Mungkin agak bingung dengan penjelasan dan analogi saya, maka untuk itu mari kita contohkan ke Pemilihan Umum RI yang sebentar lagi akan dilaksanakan pada 9 April 2009. Setelah lebih dari satu dasawarsa reformasi bergema di seluruh negri, banyak hal yang menjadi harapan tak kunjung terlaksana. Kalau dulu kita mengalami yang namanya krisis moneter atau krisis financial, sekarang jamannya krisis multidimensi. Ekonomi, pendidikan, kebudayaan, social masyarakat, hukum dan moral mengalami pembaharuan dan perubahan. Bukan perubahan kearah yang lebih baik, tapi justru sebaliknya, kita makin terpuruk.

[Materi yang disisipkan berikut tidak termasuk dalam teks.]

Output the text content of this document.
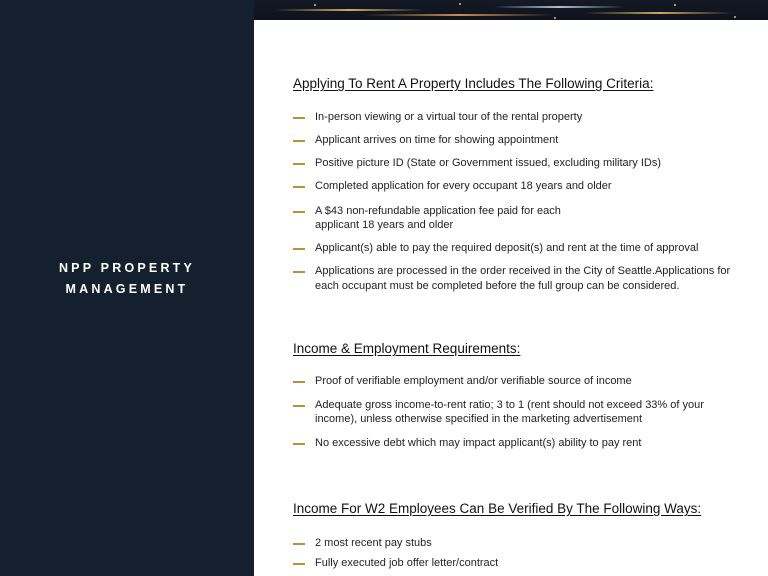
NPP PROPERTY
MANAGEMENT
Applying To Rent A Property Includes The Following Criteria:
In-person viewing or a virtual tour of the rental property
Applicant arrives on time for showing appointment
Positive picture ID (State or Government issued, excluding military IDs)
Completed application for every occupant 18 years and older
A $43 non-refundable application fee paid for each applicant 18 years and older
Applicant(s) able to pay the required deposit(s) and rent at the time of approval
Applications are processed in the order received in the City of Seattle.Applications for each occupant must be completed before the full group can be considered.
Income & Employment Requirements:
Proof of verifiable employment and/or verifiable source of income
Adequate gross income-to-rent ratio; 3 to 1 (rent should not exceed 33% of your income), unless otherwise specified in the marketing advertisement
No excessive debt which may impact applicant(s) ability to pay rent
Income For W2 Employees Can Be Verified By The Following Ways:
2 most recent pay stubs
Fully executed job offer letter/contract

   Kenapa hal ini terjadi, tidak patut diperdebatkan lagi. Mencari kesalahan, mencari kambing hitam dan terlibat hanya sampai tataran diskusi dan perdebatan saja tidak akan merobah keadaan. Jangan salahkan kita telah salah memilih pengemban dan pengusung harapan rakyat, jangan salahkan juga ketika mereka tak mampu berbuat untuk menjadikan negri ini lebih baik. Cukup sudah harapan kita bahwa setelah rezim Soeharto (orde baru) tumbang negara kita akan lebih baik di tangan pemerintahan yang lebih baik. Inilah apatisme rakyat yang telah lelah menumpangkan harapannya pada pemerintah sejak digaungkannya semangat pembaharuan, semangat refromasi. Sebelas tahun sudah, tak ada perubahan yang sifnificant.
Sekarang, di tahun 2009 ini, hilangkan sikap apatis itu. Harapan, satu-satunya harta yang tak boleh hilang dalam kehidupan yang dinamis ini. Momen Pemilu 2009, saatnya untuk menentukan nasib bangsa ini ke arah mana. Jika ingin negara ini lebih baik, maka pilihlah pemimpin yang baik dan bersih, yang mampu membawa perubahan bagi negri untuk menjadi lebih baik. Keluar dari keterpurukan ini, itulah harapan kita bersama.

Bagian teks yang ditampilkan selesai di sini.